Buyers are more worried about paying too much for a property rather than missing out, which was the key difference between now and six months ago, according to Joseph Lordi of Chapter Estate Group.

“More homes have come on the market and there are more options, so buyers aren’t worried if they miss out – they know there’s choice,” he said.

Lordi said Brisbane’s housing market had shifted to a case-by-case basis, rather than a uniform “you’ll get multiple offers and a huge price” scenario.

“That’s a telling sign that the market is changing,” he said. “Some buyers are still showing the same urgency we saw six months ago and paying those big prices. We just sold a place at Carindale where the vendors wanted $1.2 million and got $1.45 million. But then there are new buyers who’ve entered the market this year and they aren’t as motivated or desperate … and their offers are in line with that.

“Those big numbers over the asking price … when that’s happening less consistently, it shows the market is changing.”
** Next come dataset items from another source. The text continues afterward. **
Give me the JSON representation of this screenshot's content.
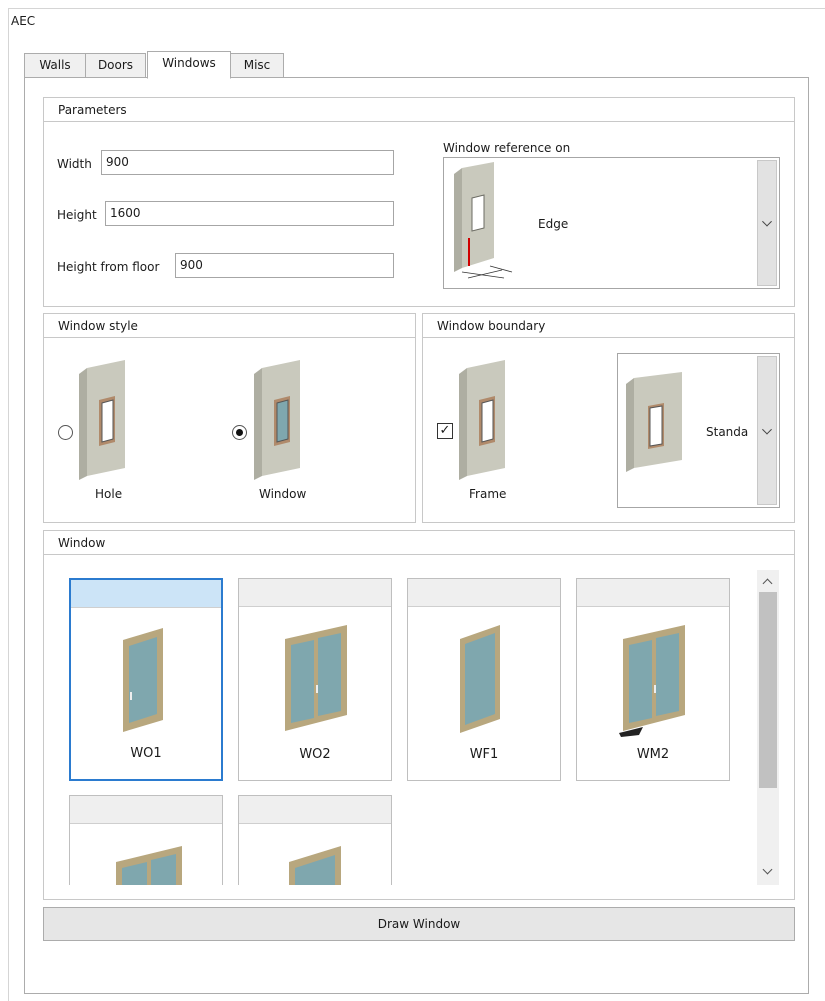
{
  "window": {
    "title": "AEC"
  },
  "tabs": [
    {
      "label": "Walls"
    },
    {
      "label": "Doors"
    },
    {
      "label": "Windows",
      "active": true
    },
    {
      "label": "Misc"
    }
  ],
  "parameters": {
    "header": "Parameters",
    "width_label": "Width",
    "width_value": "900",
    "height_label": "Height",
    "height_value": "1600",
    "height_from_floor_label": "Height from floor",
    "height_from_floor_value": "900",
    "reference_label": "Window reference on",
    "reference_value": "Edge"
  },
  "window_style": {
    "header": "Window style",
    "options": [
      {
        "label": "Hole",
        "selected": false
      },
      {
        "label": "Window",
        "selected": true
      }
    ]
  },
  "window_boundary": {
    "header": "Window boundary",
    "frame_label": "Frame",
    "frame_checked": true,
    "boundary_value": "Standa"
  },
  "window_list": {
    "header": "Window",
    "items": [
      {
        "name": "WO1",
        "selected": true
      },
      {
        "name": "WO2",
        "selected": false
      },
      {
        "name": "WF1",
        "selected": false
      },
      {
        "name": "WM2",
        "selected": false
      },
      {
        "name": "",
        "selected": false
      },
      {
        "name": "",
        "selected": false
      }
    ]
  },
  "actions": {
    "draw_label": "Draw Window"
  },
  "colors": {
    "accent": "#2b7bcf",
    "selected_tile_header": "#cce4f7",
    "wall": "#c9c9bd",
    "window_frame": "#b8a77e",
    "glass": "#7fa7ae"
  }
}
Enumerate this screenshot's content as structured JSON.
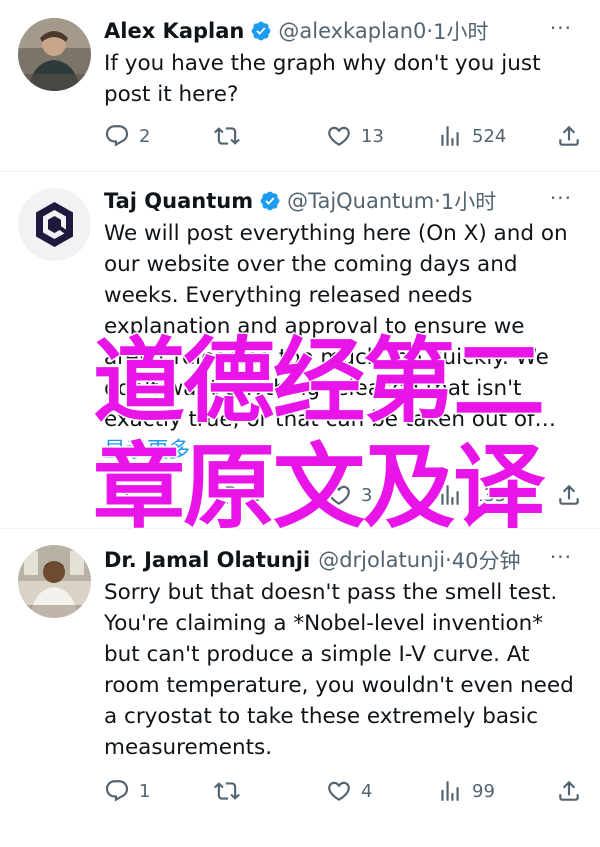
{
  "colors": {
    "text_primary": "#0f1419",
    "text_secondary": "#536471",
    "link": "#1d9bf0",
    "verified": "#1d9bf0",
    "overlay": "#e814e8"
  },
  "tweets": [
    {
      "name": "Alex Kaplan",
      "verified": true,
      "handle": "@alexkaplan0",
      "separator": "·",
      "time": "1小时",
      "text": "If you have the graph why don't you just post it here?",
      "more_icon": "more-dots",
      "actions": {
        "reply": "2",
        "retweet": "",
        "like": "13",
        "views": "524"
      }
    },
    {
      "name": "Taj Quantum",
      "verified": true,
      "handle": "@TajQuantum",
      "separator": "·",
      "time": "1小时",
      "text": "We will post everything here (On X) and on our website over the coming days and weeks. Everything released needs explanation and approval to ensure we aren't releasing too much too quickly. We don't want anything released that isn't exactly true, or that can be taken out of…",
      "show_more": "显示更多",
      "actions": {
        "reply": "",
        "retweet": "1",
        "like": "3",
        "views": "135"
      }
    },
    {
      "name": "Dr. Jamal Olatunji",
      "verified": false,
      "handle": "@drjolatunji",
      "separator": "·",
      "time": "40分钟",
      "text": "Sorry but that doesn't pass the smell test. You're claiming a *Nobel-level invention* but can't produce a simple I-V curve. At room temperature, you wouldn't even need a cryostat to take these extremely basic measurements.",
      "actions": {
        "reply": "1",
        "retweet": "",
        "like": "4",
        "views": "99"
      }
    }
  ],
  "overlay": {
    "line1": "道德经第二",
    "line2": "章原文及译"
  }
}
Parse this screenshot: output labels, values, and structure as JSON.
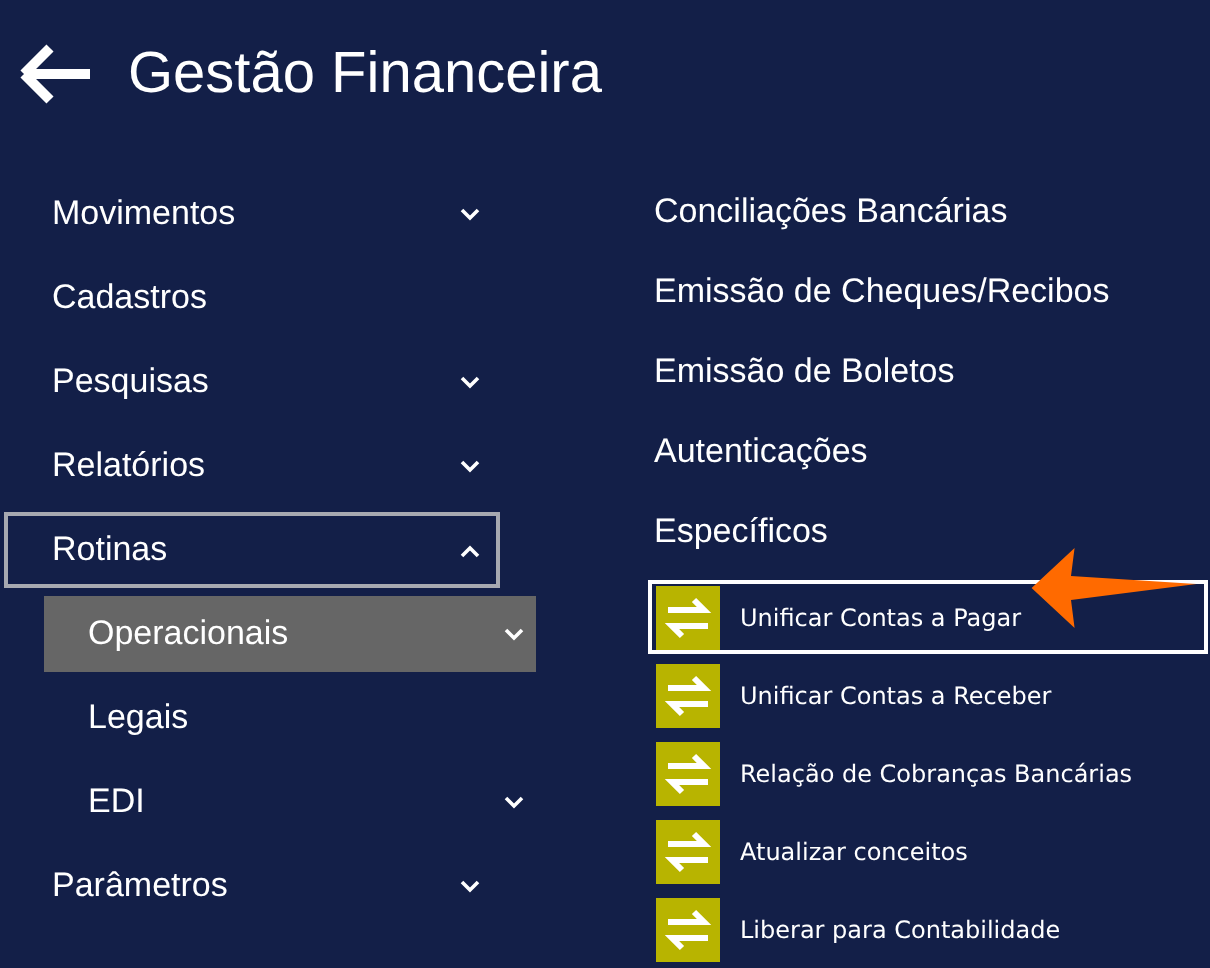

Tony McLoughlin of Place Ascot said it was Brisbane’s outer fringe suburbs that traditionally suffered first if a market slowed, but not this time.

“That’s not the case this year simply because the demand for more affordable property is still high and there’s not enough stock,” he said. “I wouldn’t pinpoint any particular area in Brisbane that’s going to see prices come off but I would say there are certain types of properties that could cool off first.”

Properties on main roads and development sites or splitter blocks would feel the market changes over other property types, he said.

“Construction costs have gone through the roof and getting materials is so hard. So I’d say splitter blocks, bigger blocks, development sites [are] not selling as quickly.”